State mining training authority backing green hydrogen skills centre creation

15th May 2024 By: Martin Creamer - Creamer Media Editor

State mining training authority backing green hydrogen skills centre creation

CHIETA CEO Yershen Pillay
Photo by: Creamer Media

JOHANNESBURG ( – “We’re very excited to announce that we’ll be establishing the first centre of specialisation of green hydrogen skills,” South Africa’s Chemical Industries Education and Training Authority (CHIETA) CEO, Yershen Pillay, made public this week.

CHIETA is working on this with South Africa’s mining and transport sector education and training authority units, Pillay highlighted at this week’s Green Hydrogen Roundtable, hosted by Nedbank Corporate and Investment Banking (CIB).

The need for artisans and electrolyser technicians for what is expected to be a very fruitful new era of significant near-term growth for the South African economy was emphasised by Pillay at the far-reaching event covered by Mining Weekly. (Also watch attached Creamer Media video.)

The very efficient proton exchange membrane, or PEM, electrolysers used to produce the green hydrogen are catalysed by platinum group metals (PGMs), which are hosted in the greatest abundance by South Africa, a country also extremely well endowed to provide the abundance of green electrons essential for the generation of green hydrogen molecules.

In addition, green hydrogen is convertible back into green electricity by fuel cells, which, once again, are catalysed by PGMs. Moreover, on the local manufacturing front, industrial-scale fuel cell and electrolyser components are earmarked for production at a facility within the OR Tambo Special Economic Zone, at Johannesburg's main international airport.

Pillay emphasised that the centre of specialisation would be able to produce the required technical skills, while many of South Africa’s chemical engineers could conceivably be upskilled to hydrogen systems engineers.

“We need to start planning now for 2030,” said Pillay, who emphasised the absolute necessity of the kind of collaboration that the event exemplified in bringing together banking, industry and government, represented on the day by Higher Education and Training deputy director-general Zukile Mvalo, who said: “Initiatives like this roundtable are critical to helping the country understand the importance of hydrogen. As a government, we’re resolutely committed to green hydrogen, particularly in our efforts to catalyse robust economic growth and generate meaningful employment opportunities, all in pursuing a cleaner, more sustainable energy future."

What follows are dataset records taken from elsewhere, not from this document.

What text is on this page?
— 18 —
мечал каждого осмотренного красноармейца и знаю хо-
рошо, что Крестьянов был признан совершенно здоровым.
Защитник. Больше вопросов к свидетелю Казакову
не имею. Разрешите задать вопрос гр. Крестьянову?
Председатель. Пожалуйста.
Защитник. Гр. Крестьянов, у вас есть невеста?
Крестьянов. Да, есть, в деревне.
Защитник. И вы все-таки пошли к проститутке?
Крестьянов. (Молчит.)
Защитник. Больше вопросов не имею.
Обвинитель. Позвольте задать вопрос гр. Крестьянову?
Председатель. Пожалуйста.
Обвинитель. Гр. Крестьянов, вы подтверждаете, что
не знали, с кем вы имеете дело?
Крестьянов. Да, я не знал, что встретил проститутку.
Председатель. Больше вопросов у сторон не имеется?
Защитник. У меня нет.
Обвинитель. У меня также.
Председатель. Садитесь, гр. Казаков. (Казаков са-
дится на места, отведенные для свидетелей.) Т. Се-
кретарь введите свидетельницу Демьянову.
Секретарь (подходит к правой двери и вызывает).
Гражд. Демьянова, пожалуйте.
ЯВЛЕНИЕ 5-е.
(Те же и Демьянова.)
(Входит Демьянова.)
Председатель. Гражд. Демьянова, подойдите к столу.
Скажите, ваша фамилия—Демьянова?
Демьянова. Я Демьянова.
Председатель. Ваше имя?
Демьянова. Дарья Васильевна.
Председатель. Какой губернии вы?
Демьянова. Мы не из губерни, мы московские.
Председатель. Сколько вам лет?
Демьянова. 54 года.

Structured agreements on mining, transport, manufacturing, chemicals and agriculture are emerging and CHIETA has established a R5-million fund with the University of the Witwatersrand to foster more investment into research and development on green hydrogen.

There are 354 green hydrogen fuelling stations in China for 13 000 PGM-based hydrogen fuel cell electric vehicles (FCEV) and Pillay spoke of personally observing one of Japan’s 70 green hydrogen fuelling stations that had been repurposed to fuel FCEVs, such as Toyota's Mirai cars.

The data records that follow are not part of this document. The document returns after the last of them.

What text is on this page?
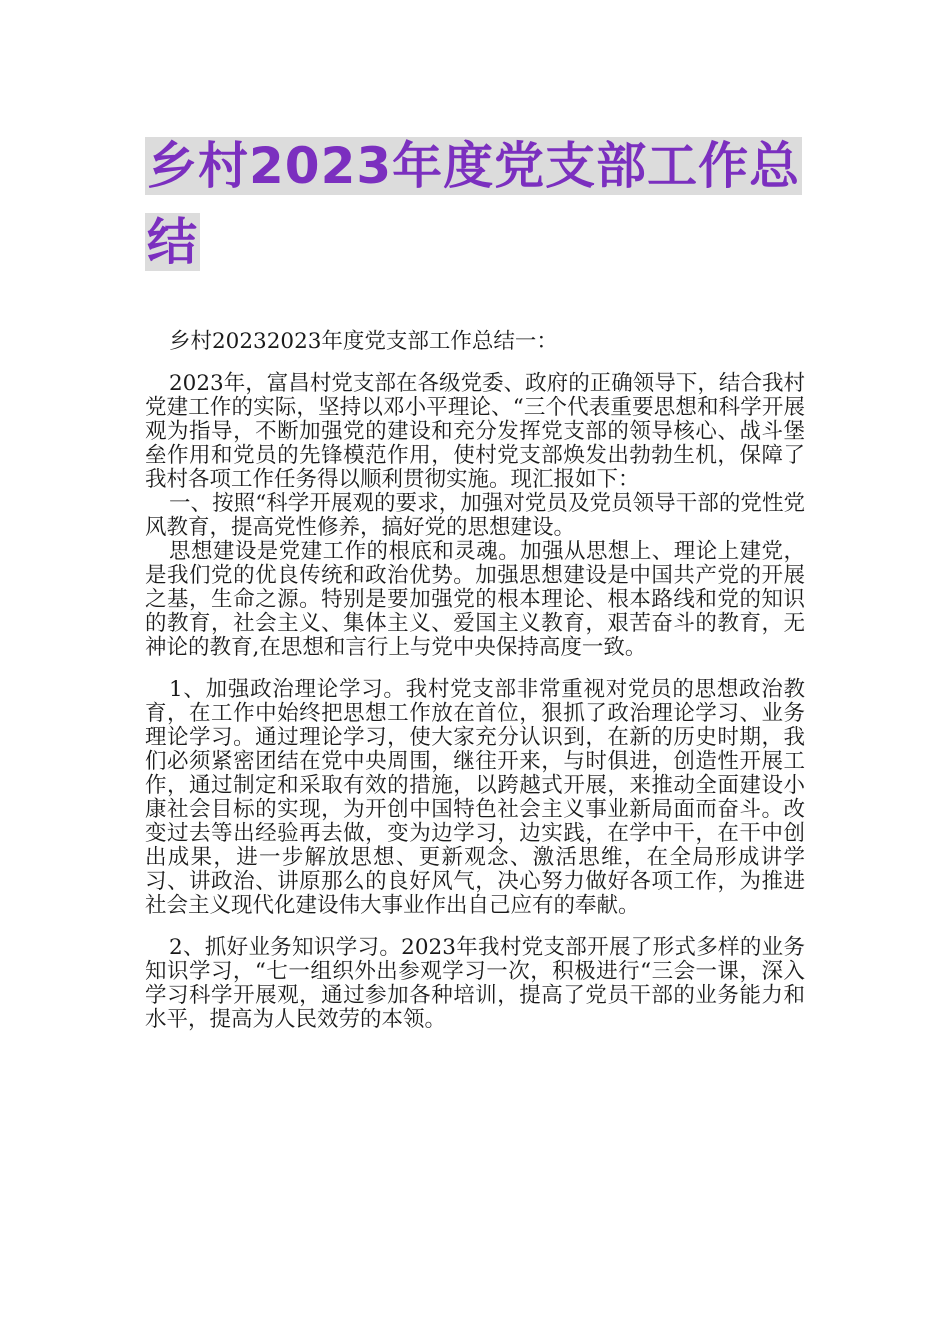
乡村2023年度党支部工作总结

乡村20232023年度党支部工作总结一：

2023年，富昌村党支部在各级党委、政府的正确领导下，结合我村党建工作的实际，坚持以邓小平理论、“三个代表重要思想和科学开展观为指导，不断加强党的建设和充分发挥党支部的领导核心、战斗堡垒作用和党员的先锋模范作用，使村党支部焕发出勃勃生机，保障了我村各项工作任务得以顺利贯彻实施。现汇报如下：

一、按照“科学开展观的要求，加强对党员及党员领导干部的党性党风教育，提高党性修养，搞好党的思想建设。

思想建设是党建工作的根底和灵魂。加强从思想上、理论上建党，是我们党的优良传统和政治优势。加强思想建设是中国共产党的开展之基，生命之源。特别是要加强党的根本理论、根本路线和党的知识的教育，社会主义、集体主义、爱国主义教育，艰苦奋斗的教育，无神论的教育,在思想和言行上与党中央保持高度一致。

1、加强政治理论学习。我村党支部非常重视对党员的思想政治教育，在工作中始终把思想工作放在首位，狠抓了政治理论学习、业务理论学习。通过理论学习，使大家充分认识到，在新的历史时期，我们必须紧密团结在党中央周围，继往开来，与时俱进，创造性开展工作，通过制定和采取有效的措施，以跨越式开展，来推动全面建设小康社会目标的实现，为开创中国特色社会主义事业新局面而奋斗。改变过去等出经验再去做，变为边学习，边实践，在学中干，在干中创出成果，进一步解放思想、更新观念、激活思维，在全局形成讲学习、讲政治、讲原那么的良好风气，决心努力做好各项工作，为推进社会主义现代化建设伟大事业作出自己应有的奉献。

2、抓好业务知识学习。2023年我村党支部开展了形式多样的业务知识学习，“七一组织外出参观学习一次，积极进行“三会一课，深入学习科学开展观，通过参加各种培训，提高了党员干部的业务能力和水平，提高为人民效劳的本领。
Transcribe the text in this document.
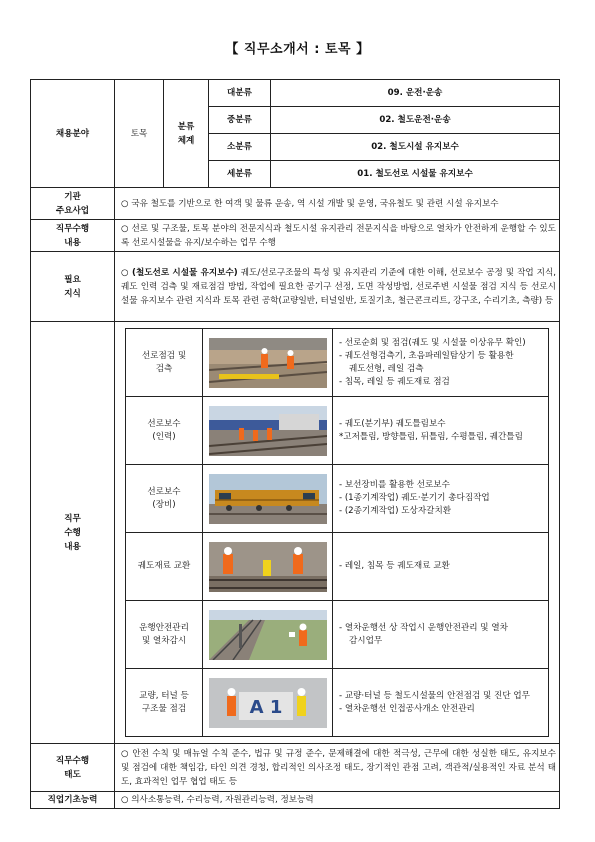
【 직무소개서 : 토목 】
채용분야	토목	분류
체계	대분류	09. 운전·운송
중분류	02. 철도운전·운송
소분류	02. 철도시설 유지보수
세분류	01. 철도선로 시설물 유지보수
기관
주요사업	○ 국유 철도를 기반으로 한 여객 및 물류 운송, 역 시설 개발 및 운영, 국유철도 및 관련 시설 유지보수
직무수행
내용	○ 선로 및 구조물, 토목 분야의 전문지식과 철도시설 유지관리 전문지식을 바탕으로 열차가 안전하게 운행할 수 있도록 선로시설물을 유지/보수하는 업무 수행
필요
지식	○ (철도선로 시설물 유지보수) 궤도/선로구조물의 특성 및 유지관리 기준에 대한 이해, 선로보수 공정 및 작업 지식, 궤도 인력 검측 및 재료점검 방법, 작업에 필요한 공기구 선정, 도면 작성방법, 선로주변 시설물 점검 지식 등 선로시설물 유지보수 관련 지식과 토목 관련 공학(교량일반, 터널일반, 토질기초, 철근콘크리트, 강구조, 수리기초, 측량) 등
직무
수행
내용	
선로점검 및
검측	

- 선로순회 및 점검(궤도 및 시설물 이상유무 확인)
- 궤도선형검측기, 초음파레일탐상기 등 활용한
궤도선형, 레일 검측
- 침목, 레일 등 궤도재료 점검

선로보수
(인력)	

- 궤도(분기부) 궤도틀림보수
*고저틀림, 방향틀림, 뒤틀림, 수평틀림, 궤간틀림

선로보수
(장비)	

- 보선장비를 활용한 선로보수
- (1종기계작업) 궤도·분기기 총다짐작업
- (2종기계작업) 도상자갈치환

궤도재료 교환		- 레일, 침목 등 궤도재료 교환

운행안전관리
및 열차감시	

- 열차운행선 상 작업시 운행안전관리 및 열차
감시업무

교량, 터널 등
구조물 점검	A 1

- 교량·터널 등 철도시설물의 안전점검 및 진단 업무
- 열차운행선 인접공사개소 안전관리

직무수행
태도	○ 안전 수칙 및 매뉴얼 수칙 준수, 법규 및 규정 준수, 문제해결에 대한 적극성, 근무에 대한 성실한 태도, 유지보수 및 점검에 대한 책임감, 타인 의견 경청, 합리적인 의사조정 태도, 장기적인 관점 고려, 객관적/실용적인 자료 분석 태도, 효과적인 업무 협업 태도 등
직업기초능력	○ 의사소통능력, 수리능력, 자원관리능력, 정보능력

“We’re likely to catch up to the rest of the world and when that time comes, I’m sure that we’ll also create jobs for our own people, and that we’ll also have some startups and SMMEs,” Pillay remarked.

Green electrons and green molecules are presenting South Africa with a massive opportunity to reindustrialise, Nedbank CIB head of infrastructure, energy and telecommunications Mike Peo highlighted during the roundtable.

Peo drew attention to the massive opportunity that South Africa has to begin rebuilding the industrial base that the country has lost over the last 10 to 15 years, amid green hydrogen’s significant ecosystem of specific types of opportunity including those involving PGM-based fuel cells to power large mining equipment, trains and FCEVs.

At the other end of the scale, failure to go green could also result in major business hardship. For example, failure to green cold storage transport systems would seriously inhibit the export of fruit and vegetable products to countries with carbon border adjustment mechanisms.